A solenidade de todos os santos e santas de Deus é um dia para celebrarmos a vitória daqueles que nos precederam na fé e partiram desta vida para junto de Deus. “Estes são os que vieram da grande tribulação. Lavaram e branquearam suas vestes no sangue do Cordeiro”, viveram a filiação divina, pelo cumprimento das bem-aventuranças, foram proclamados santos. O tom da celebração de hoje é de alegria e de esperança. Alegria porque sabemos que muitos uma incontável multidão são os que estão na eternidade com Deus; esperança porque a vitória deles nos anima a continuar no caminho da santidade esse é o nosso destino. Quem são os santos? Santo é todo discípulo, quer esteja ele já com Cristo no céu, quer viva ainda na face da terra.
Primeira Leitura: Apocalipse 7: A santidade não é uma condição superior que possamos alcançar com nossos esforços ascéticos, não é fruto do nosso heroísmo, é um puro dom de Deus. Só ele tornar-nos santos. A primeira leitura, que a liturgia hoje nos propõe, quer levar-nos a elevar os olhos para a condição santa à qual o Pai nos destinou.
Quantas dores, quantas tribulações, quantas amarguras na vida do homem! Jesus o Cordeiro imolado que doou a própria vida agora vai adiante, como um pastor, de todos aqueles que condividem sua escolha de amor.
Segunda Leitura: 1ª Carta de João 3:A vida de Deus que o cristão recebe no batismo é uma realidade espiritual, misteriosa. O primeiro versículo da leitura diz, acima de tudo, que a vida divina é um dom gratuito do Pai. A segunda parte da leitura recorda uma verdade muito consoladora: o Pai não aguarda o dia da nossa morte para dar-nos essa vida divina, ele no-la dá já hoje.
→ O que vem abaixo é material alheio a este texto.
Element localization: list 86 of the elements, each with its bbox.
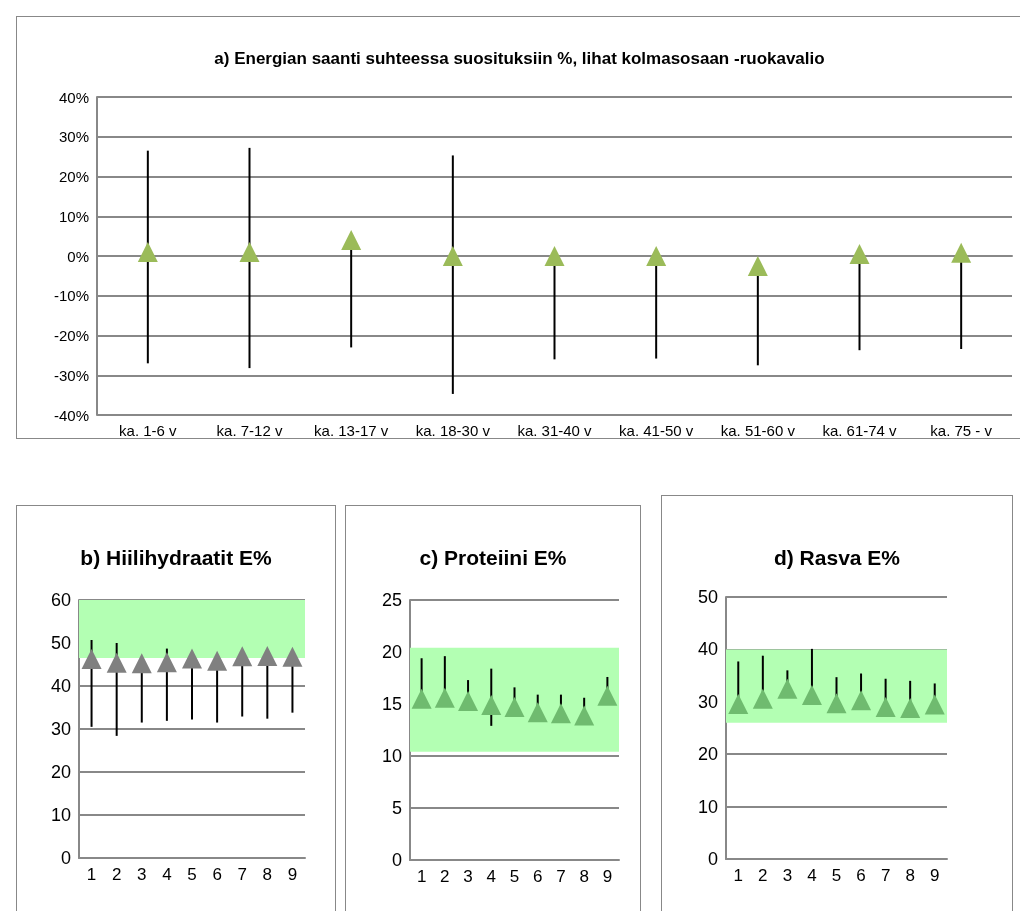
point xyxy=(851,690,872,711)
y-tick-label: 20 xyxy=(381,642,402,662)
x-tick-label: 1 xyxy=(733,866,744,885)
x-tick-label: ka. 41-50 v xyxy=(619,422,694,439)
chart-title: c) Proteiini E% xyxy=(419,546,567,569)
x-tick-label: 7 xyxy=(880,866,891,885)
point xyxy=(728,693,749,714)
x-tick-label: 1 xyxy=(86,865,97,884)
y-tick-label: 20 xyxy=(697,744,718,765)
point xyxy=(411,688,432,709)
point xyxy=(527,702,548,723)
y-tick-label: 30 xyxy=(50,719,71,739)
x-tick-label: 5 xyxy=(187,865,197,884)
y-tick-label: 0% xyxy=(67,247,89,265)
point xyxy=(434,687,455,708)
y-tick-label: 50 xyxy=(697,587,718,607)
x-tick-label: 5 xyxy=(831,866,842,885)
x-tick-label: 4 xyxy=(486,867,497,886)
x-tick-label: 3 xyxy=(463,867,473,886)
x-tick-label: 9 xyxy=(602,867,613,886)
x-tick-label: 7 xyxy=(556,867,566,886)
x-tick-label: 3 xyxy=(137,865,147,884)
y-tick-label: 0 xyxy=(391,850,402,870)
x-tick-label: ka. 13-17 v xyxy=(314,422,389,439)
y-tick-label: 10 xyxy=(381,746,402,766)
x-tick-label: 8 xyxy=(262,865,273,884)
x-tick-label: ka. 31-40 v xyxy=(517,422,593,439)
point xyxy=(875,697,896,718)
x-tick-label: ka. 51-60 v xyxy=(720,422,796,439)
y-tick-label: 0 xyxy=(707,849,718,869)
x-tick-label: 6 xyxy=(212,865,222,884)
x-tick-label: 2 xyxy=(111,865,122,884)
y-tick-label: 25 xyxy=(381,590,402,610)
y-tick-label: 10 xyxy=(697,796,718,817)
point xyxy=(801,684,822,705)
y-tick-label: -40% xyxy=(53,406,89,424)
x-tick-label: 9 xyxy=(287,865,298,884)
y-tick-label: 40 xyxy=(50,676,71,696)
x-tick-label: 1 xyxy=(416,867,427,886)
y-tick-label: -20% xyxy=(53,327,89,344)
y-tick-label: 5 xyxy=(391,798,402,818)
x-tick-label: 5 xyxy=(509,867,520,886)
point xyxy=(458,690,479,711)
y-tick-label: 10 xyxy=(50,805,71,825)
y-tick-label: 50 xyxy=(50,633,71,653)
y-tick-label: -10% xyxy=(53,287,89,305)
y-tick-label: -30% xyxy=(53,366,89,384)
y-tick-label: 40 xyxy=(697,639,718,660)
y-tick-label: 20 xyxy=(50,762,71,782)
x-tick-label: ka. 7-12 v xyxy=(216,422,283,439)
chart-title: a) Energian saanti suhteessa suosituksiin %, lihat kolmasosaan -ruokavalio xyxy=(214,49,825,68)
y-tick-label: 0 xyxy=(60,848,71,868)
x-tick-label: 7 xyxy=(237,865,247,884)
chart-title: b) Hiilihydraatit E% xyxy=(80,546,273,569)
y-tick-label: 10% xyxy=(58,207,89,225)
y-tick-label: 15 xyxy=(381,694,402,714)
point xyxy=(752,688,773,709)
point xyxy=(574,705,595,726)
x-tick-label: 4 xyxy=(162,865,172,884)
point xyxy=(777,678,798,699)
x-tick-label: 8 xyxy=(579,867,589,886)
x-tick-label: 4 xyxy=(807,866,817,885)
point xyxy=(900,698,921,719)
x-tick-label: 3 xyxy=(782,866,793,885)
x-tick-label: 2 xyxy=(758,866,768,885)
y-tick-label: 20% xyxy=(58,168,89,185)
point xyxy=(481,695,502,716)
x-tick-label: 6 xyxy=(856,866,866,885)
x-tick-label: 9 xyxy=(929,866,940,885)
x-tick-label: ka. 75 - v xyxy=(930,422,993,439)
x-tick-label: 8 xyxy=(905,866,915,885)
point xyxy=(597,685,618,706)
chart-title: d) Rasva E% xyxy=(773,546,901,569)
x-tick-label: ka. 1-6 v xyxy=(119,422,178,439)
x-tick-label: ka. 18-30 v xyxy=(415,422,491,439)
point xyxy=(826,693,847,714)
x-tick-label: ka. 61-74 v xyxy=(822,422,898,439)
y-tick-label: 30% xyxy=(58,128,89,146)
x-tick-label: 6 xyxy=(532,867,543,886)
y-tick-label: 40% xyxy=(58,88,89,106)
y-tick-label: 30 xyxy=(697,691,718,712)
point xyxy=(550,703,571,724)
x-tick-label: 2 xyxy=(440,867,450,886)
point xyxy=(924,694,945,715)
point xyxy=(504,697,525,718)
y-tick-label: 60 xyxy=(50,590,71,610)
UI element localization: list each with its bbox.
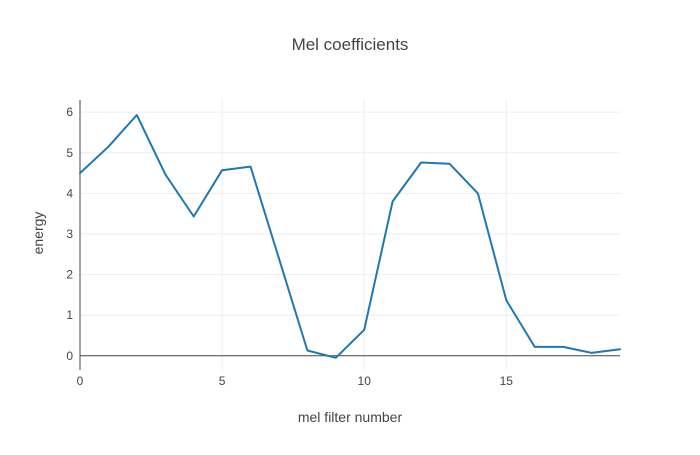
x-tick-label: 0 bbox=[77, 374, 84, 388]
x-tick-label: 5 bbox=[219, 374, 226, 388]
y-tick-label: 1 bbox=[66, 308, 73, 322]
y-tick-label: 3 bbox=[66, 227, 73, 241]
y-tick-label: 6 bbox=[66, 105, 73, 119]
x-axis-label: mel filter number bbox=[298, 409, 403, 425]
y-axis-label: energy bbox=[30, 212, 46, 255]
x-tick-label: 10 bbox=[358, 374, 372, 388]
chart-title: Mel coefficients bbox=[292, 35, 409, 54]
y-tick-label: 0 bbox=[66, 349, 73, 363]
x-tick-label: 15 bbox=[500, 374, 514, 388]
y-tick-label: 2 bbox=[66, 268, 73, 282]
y-tick-label: 4 bbox=[66, 186, 73, 200]
y-tick-label: 5 bbox=[66, 146, 73, 160]
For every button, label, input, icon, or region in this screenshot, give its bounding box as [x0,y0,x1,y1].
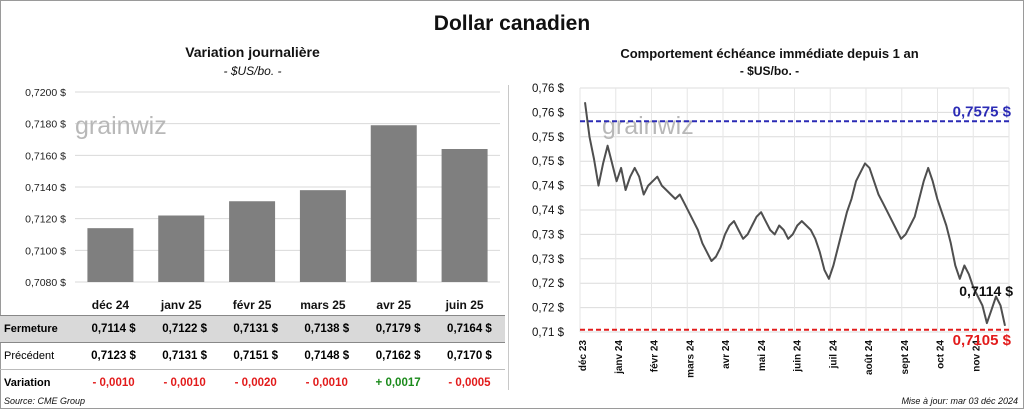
line-x-tick-label: avr 24 [721,340,732,369]
line-y-tick-label: 0,72 $ [532,278,565,290]
update-note: Mise à jour: mar 03 déc 2024 [901,396,1018,406]
table-cell: 0,7138 $ [291,315,363,343]
row-label: Variation [4,377,51,389]
bar [299,190,346,282]
line-x-tick-label: juin 24 [793,340,804,373]
line-y-tick-label: 0,75 $ [532,156,565,168]
line-x-tick-label: janv 24 [614,340,625,375]
bar-x-tick-label: janv 25 [160,298,202,312]
line-x-tick-label: oct 24 [936,340,947,369]
line-y-tick-label: 0,73 $ [532,229,565,241]
table-cell: 0,7164 $ [433,315,505,343]
table-cell: - 0,0010 [163,377,206,389]
line-y-tick-label: 0,76 $ [532,107,565,119]
table-cell: - 0,0010 [92,377,135,389]
line-x-tick-label: nov 24 [971,340,982,372]
bar-y-tick-label: 0,7200 $ [25,87,66,99]
table-cell: + 0,0017 [375,377,421,389]
bar-y-tick-label: 0,7160 $ [25,150,66,162]
line-x-tick-label: déc 23 [578,340,589,372]
bar [441,149,488,282]
line-y-tick-label: 0,71 $ [532,327,565,339]
table-row: Variation - 0,0010 - 0,0010 - 0,0020 - 0,001… [0,370,505,397]
bar-x-tick-label: mars 25 [300,298,346,312]
table-cell: - 0,0020 [234,377,277,389]
source-note: Source: CME Group [4,396,86,406]
bar [87,228,134,282]
table-cell: - 0,0005 [448,377,491,389]
bar [370,125,417,282]
price-line [584,102,1006,327]
table-cell: 0,7123 $ [78,342,150,370]
table-cell: 0,7148 $ [291,342,363,370]
right-chart-title: Comportement échéance immédiate depuis 1… [620,46,919,61]
bar-y-tick-label: 0,7180 $ [25,119,66,131]
line-y-tick-label: 0,74 $ [532,205,565,217]
right-chart-units: - $US/bo. - [739,64,800,78]
bar-x-tick-label: déc 24 [92,298,130,312]
reference-line-label: 0,7575 $ [953,103,1012,120]
line-x-tick-label: juil 24 [828,340,839,370]
row-label: Précédent [0,342,78,370]
reference-line-label: 0,7105 $ [953,332,1012,349]
bar-y-tick-label: 0,7100 $ [25,245,66,257]
table-cell: 0,7170 $ [433,342,505,370]
price-table: Fermeture 0,7114 $0,7122 $0,7131 $0,7138 … [0,315,505,396]
grainwiz-watermark: grainwiz [602,112,694,140]
bar-x-tick-label: avr 25 [376,298,411,312]
line-y-tick-label: 0,76 $ [532,83,565,95]
table-cell: 0,7179 $ [362,315,434,343]
bar-y-tick-label: 0,7080 $ [25,277,66,289]
panel-divider [508,85,509,390]
bar [229,201,276,282]
bar-y-tick-label: 0,7140 $ [25,182,66,194]
line-x-tick-label: août 24 [864,340,875,375]
grainwiz-watermark: grainwiz [75,112,167,140]
line-x-tick-label: mars 24 [685,340,696,378]
line-y-tick-label: 0,75 $ [532,132,565,144]
left-chart-title: Variation journalière [185,44,320,60]
page-title: Dollar canadien [433,12,591,35]
table-row: Fermeture 0,7114 $0,7122 $0,7131 $0,7138 … [0,315,505,343]
one-year-line-chart: 0,71 $ 0,72 $ 0,72 $ 0,73 $ 0,73 $ 0,74 $ 0,74… [532,83,1013,378]
table-cell: 0,7131 $ [220,315,292,343]
table-cell: 0,7162 $ [362,342,434,370]
table-cell: 0,7151 $ [220,342,292,370]
bar-x-tick-label: juin 25 [445,298,484,312]
line-x-tick-label: févr 24 [650,340,661,373]
line-y-tick-label: 0,74 $ [532,181,565,193]
bar-x-tick-label: févr 25 [233,298,272,312]
row-label: Fermeture [0,315,78,343]
daily-variation-bar-chart: 0,7080 $ 0,7100 $ 0,7120 $ 0,7140 $ 0,7160 $… [25,87,500,312]
line-x-tick-label: sept 24 [900,340,911,375]
left-chart-units: - $US/bo. - [223,64,282,78]
line-y-tick-label: 0,72 $ [532,303,565,315]
line-x-tick-label: mai 24 [757,340,768,372]
table-cell: 0,7114 $ [78,315,150,343]
table-cell: - 0,0010 [305,377,348,389]
bar-y-tick-label: 0,7120 $ [25,214,66,226]
table-row: Précédent 0,7123 $0,7131 $0,7151 $0,7148 … [0,342,505,370]
table-cell: 0,7131 $ [149,342,221,370]
line-y-tick-label: 0,73 $ [532,254,565,266]
bar [158,215,205,282]
last-value-label: 0,7114 $ [959,283,1013,299]
table-cell: 0,7122 $ [149,315,221,343]
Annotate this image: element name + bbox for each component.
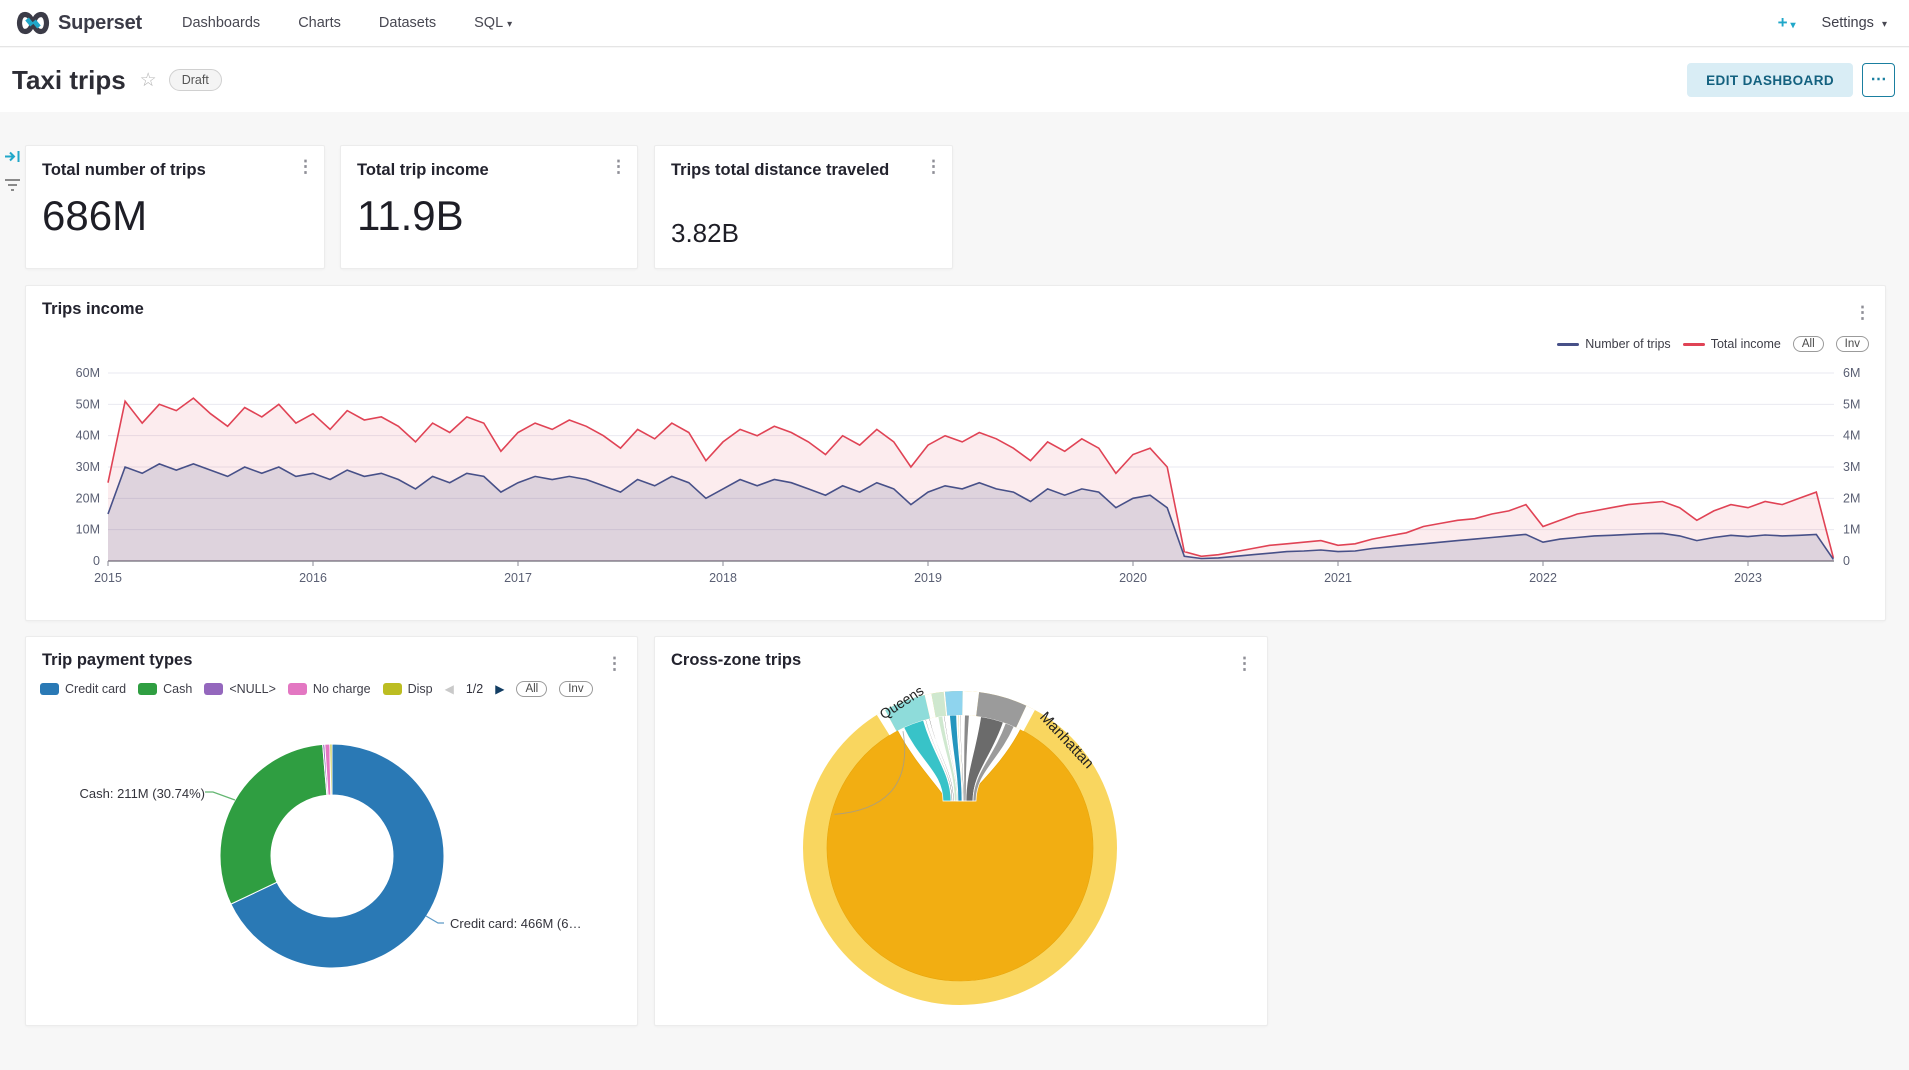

Evangelho: Mateus 5:Mateus coloca o primeiro discurso de Jesus pronunciado na montanha. Hoje acompanhamos Jesus ao alto da montanha para escutar suas propostas de felicidade, de sucesso, de bem-aventurança. É preciso enfatizar que as bem-aventuranças não são princípios abstratos, mas versam sobre situações concretas das pessoas que seguem a Cristo. As primeiras pertencem a pobreza, o pranto ou aflição, a fome e a sede, os maus tratos e a perseguição. Trata-se de situações de sofrimento físico que o membro do povo de Deus se vê obrigado a padecer por causa de sua dedicação à justiça, ou seja, por causa da construção de um novo modelo de sociedade chamado Reino de Deus. O objeto da bem-aventurança de Jesus não são as situações, mas as pessoas que não deixam derrotar por elas. Assim, o começo do ato de instituição do novo povo de Deus é um canto às pessoas que sofrem por fazer possível o Reino de Deus.